Les père et mère ont pour objet le bien;
Tout le surplus, ils le comptent pour rien,
Jeunes tendrons à vieillards apparient.Et cependant je vois qu’ils se soucient
D’avoir chevaux à leur char attelés
De même taille, et mêmes chiens couplés:
Ainsi des boeufs, qui de force pareille
Sont toujours pris: car ce serait merveille
Si sans cela la charrue allait bien.
Comment pourrait celle du mariage
Ne mal aller, étant un attelage
Qui bien souvent ne se rapporte en rien ?
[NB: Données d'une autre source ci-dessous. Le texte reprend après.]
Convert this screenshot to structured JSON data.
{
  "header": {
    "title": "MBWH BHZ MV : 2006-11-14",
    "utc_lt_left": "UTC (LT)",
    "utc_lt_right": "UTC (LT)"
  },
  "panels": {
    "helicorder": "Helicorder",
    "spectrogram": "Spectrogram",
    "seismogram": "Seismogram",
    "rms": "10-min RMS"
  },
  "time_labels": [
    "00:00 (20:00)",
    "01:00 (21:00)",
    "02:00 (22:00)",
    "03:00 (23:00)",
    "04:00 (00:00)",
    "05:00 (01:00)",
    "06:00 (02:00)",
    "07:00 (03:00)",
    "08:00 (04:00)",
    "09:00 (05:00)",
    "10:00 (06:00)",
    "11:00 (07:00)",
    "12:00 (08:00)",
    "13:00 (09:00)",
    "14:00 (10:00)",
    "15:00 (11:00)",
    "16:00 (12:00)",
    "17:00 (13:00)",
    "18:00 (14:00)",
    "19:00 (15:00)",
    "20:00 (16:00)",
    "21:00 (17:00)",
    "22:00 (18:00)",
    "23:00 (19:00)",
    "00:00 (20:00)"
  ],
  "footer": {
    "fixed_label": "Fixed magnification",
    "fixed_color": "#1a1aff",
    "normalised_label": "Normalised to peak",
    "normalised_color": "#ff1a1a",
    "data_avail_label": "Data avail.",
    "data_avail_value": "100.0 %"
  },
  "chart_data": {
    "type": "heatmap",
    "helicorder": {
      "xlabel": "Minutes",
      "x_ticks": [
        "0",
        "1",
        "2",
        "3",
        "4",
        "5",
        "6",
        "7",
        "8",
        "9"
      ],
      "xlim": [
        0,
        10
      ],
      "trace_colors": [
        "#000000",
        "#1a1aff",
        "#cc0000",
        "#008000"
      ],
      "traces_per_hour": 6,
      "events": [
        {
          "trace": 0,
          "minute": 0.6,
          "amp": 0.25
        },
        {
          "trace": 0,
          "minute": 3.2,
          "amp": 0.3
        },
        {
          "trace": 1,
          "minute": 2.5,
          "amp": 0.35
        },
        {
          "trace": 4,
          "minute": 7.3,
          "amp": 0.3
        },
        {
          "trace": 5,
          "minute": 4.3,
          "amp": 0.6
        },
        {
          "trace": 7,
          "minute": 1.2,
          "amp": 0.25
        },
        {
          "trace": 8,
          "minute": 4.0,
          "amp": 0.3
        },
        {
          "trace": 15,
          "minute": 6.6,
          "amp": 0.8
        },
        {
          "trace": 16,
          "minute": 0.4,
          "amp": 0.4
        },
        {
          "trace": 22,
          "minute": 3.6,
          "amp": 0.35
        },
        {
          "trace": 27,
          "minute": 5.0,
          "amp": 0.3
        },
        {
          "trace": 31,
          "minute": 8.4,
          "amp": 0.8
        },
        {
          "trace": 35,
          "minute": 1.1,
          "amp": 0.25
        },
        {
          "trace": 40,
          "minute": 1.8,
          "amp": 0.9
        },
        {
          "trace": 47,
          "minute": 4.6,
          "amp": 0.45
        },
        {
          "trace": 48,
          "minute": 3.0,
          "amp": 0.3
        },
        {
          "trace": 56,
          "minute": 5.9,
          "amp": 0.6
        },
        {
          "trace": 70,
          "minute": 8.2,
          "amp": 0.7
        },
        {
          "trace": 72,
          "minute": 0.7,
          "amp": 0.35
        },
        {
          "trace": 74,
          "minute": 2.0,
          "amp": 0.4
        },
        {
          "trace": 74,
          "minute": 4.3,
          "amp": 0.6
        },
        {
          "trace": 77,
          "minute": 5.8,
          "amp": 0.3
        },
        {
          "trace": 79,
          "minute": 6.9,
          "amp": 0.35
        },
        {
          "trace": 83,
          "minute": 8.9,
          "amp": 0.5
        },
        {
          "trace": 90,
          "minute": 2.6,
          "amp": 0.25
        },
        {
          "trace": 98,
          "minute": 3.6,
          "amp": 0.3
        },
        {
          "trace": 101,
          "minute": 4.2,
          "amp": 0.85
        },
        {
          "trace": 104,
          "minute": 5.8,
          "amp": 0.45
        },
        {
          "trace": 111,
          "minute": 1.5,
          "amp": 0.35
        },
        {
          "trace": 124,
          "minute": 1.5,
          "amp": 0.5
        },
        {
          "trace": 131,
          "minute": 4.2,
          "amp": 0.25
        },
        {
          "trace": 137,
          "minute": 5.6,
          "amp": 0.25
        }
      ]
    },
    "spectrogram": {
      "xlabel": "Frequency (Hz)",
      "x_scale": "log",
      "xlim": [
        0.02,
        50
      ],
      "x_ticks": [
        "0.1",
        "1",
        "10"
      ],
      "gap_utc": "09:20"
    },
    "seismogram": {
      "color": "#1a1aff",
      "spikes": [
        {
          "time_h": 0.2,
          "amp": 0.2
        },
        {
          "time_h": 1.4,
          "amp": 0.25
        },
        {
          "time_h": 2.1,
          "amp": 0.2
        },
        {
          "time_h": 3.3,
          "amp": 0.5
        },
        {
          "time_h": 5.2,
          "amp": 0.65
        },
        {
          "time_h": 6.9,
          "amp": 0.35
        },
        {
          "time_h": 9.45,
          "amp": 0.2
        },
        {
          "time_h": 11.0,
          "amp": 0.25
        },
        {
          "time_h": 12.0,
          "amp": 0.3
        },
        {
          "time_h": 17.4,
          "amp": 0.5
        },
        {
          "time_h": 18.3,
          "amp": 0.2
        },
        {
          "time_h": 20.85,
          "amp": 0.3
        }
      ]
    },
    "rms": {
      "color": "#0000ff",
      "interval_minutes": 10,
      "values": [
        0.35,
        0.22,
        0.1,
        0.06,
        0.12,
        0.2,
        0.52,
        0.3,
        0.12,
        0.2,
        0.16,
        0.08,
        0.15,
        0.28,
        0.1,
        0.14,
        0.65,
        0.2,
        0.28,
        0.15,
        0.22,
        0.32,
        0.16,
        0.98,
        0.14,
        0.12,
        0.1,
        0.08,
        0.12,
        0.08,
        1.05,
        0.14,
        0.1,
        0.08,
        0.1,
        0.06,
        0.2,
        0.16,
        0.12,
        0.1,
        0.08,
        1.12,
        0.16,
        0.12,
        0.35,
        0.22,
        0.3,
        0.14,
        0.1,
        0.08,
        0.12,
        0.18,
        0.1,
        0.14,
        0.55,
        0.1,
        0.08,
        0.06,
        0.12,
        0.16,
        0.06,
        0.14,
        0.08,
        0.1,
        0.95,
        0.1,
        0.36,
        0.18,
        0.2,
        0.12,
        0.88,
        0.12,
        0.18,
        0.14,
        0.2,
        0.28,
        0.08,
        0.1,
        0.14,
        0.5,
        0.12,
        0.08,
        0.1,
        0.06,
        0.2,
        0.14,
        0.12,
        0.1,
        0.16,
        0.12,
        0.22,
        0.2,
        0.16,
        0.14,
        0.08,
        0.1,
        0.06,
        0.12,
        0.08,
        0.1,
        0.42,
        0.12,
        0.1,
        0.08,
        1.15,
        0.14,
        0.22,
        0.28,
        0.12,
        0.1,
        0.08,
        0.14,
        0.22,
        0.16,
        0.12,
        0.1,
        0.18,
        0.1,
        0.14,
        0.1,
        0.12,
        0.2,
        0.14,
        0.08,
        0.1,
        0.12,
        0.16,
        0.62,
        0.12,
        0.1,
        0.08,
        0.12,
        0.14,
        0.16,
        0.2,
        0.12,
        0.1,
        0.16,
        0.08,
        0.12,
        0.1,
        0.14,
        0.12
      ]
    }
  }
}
J’en vas conter un exemple notable.
On sait qui fut Richard de Quinzica,
Qui mainte fête à sa femme allégua,
Mainte vigile, et maint jour fériable,
Et du devoir crut s’échapper par là.
Très lourdement il errait en cela.
Cestui Richard était juge dans Pise,
Homme savant en l’étude des lois,
Riche d’ailleurs; mais dont la barbe grise
Montrait assez qu’il devait faire choix
De quelque femme à peu près de même age;
Ce qu’il ne fit, prenant en mariage
La mieux séante, et la plus jeune d’ans
De la cité, fille bien alliée,
Belle surtout; c’était Bartholomée
De Galandi, qui parmi ses parents
Pouvait compter les plus gros de la ville.
En ce ne fit Richard tour d’homme habile
: Et l’on disait communément de lui,
Que ses enfants ne manqueraient de pères.
Tel fait métier de conseiller autrui,
Qui ne voit goutte en ses propres affaires.
Quinzica donc n’ayant de quoi servir
Un tel oiseau qu’était Bartholomée,
Pour s’excuser, et pour la contenir,
Ne rencontrait point de jour en l’année,
Selon son compte, et son calendrier,
Ou l’on se pût sans scrupule appliquer
Au fait d’hymen; chose aux vieillards commode;
Mais dont le sexe abhorre la méthode.
Quand je dis point, je veux dire très peu:
Encor ce peu lui donnait de la peine.
Toute en féries il mettait la semaine;
Et bien souvent faisait venir en jeu
Saint qui ne fut jamais dans la légende.
Le vendredi, disait-il, nous demande
D’autres pensers, ainsi que chacun sait:
Pareillement il faut que l’on retranche
Le samedi, non sans juste sujet,
D’autant que c’est la veille du dimanche.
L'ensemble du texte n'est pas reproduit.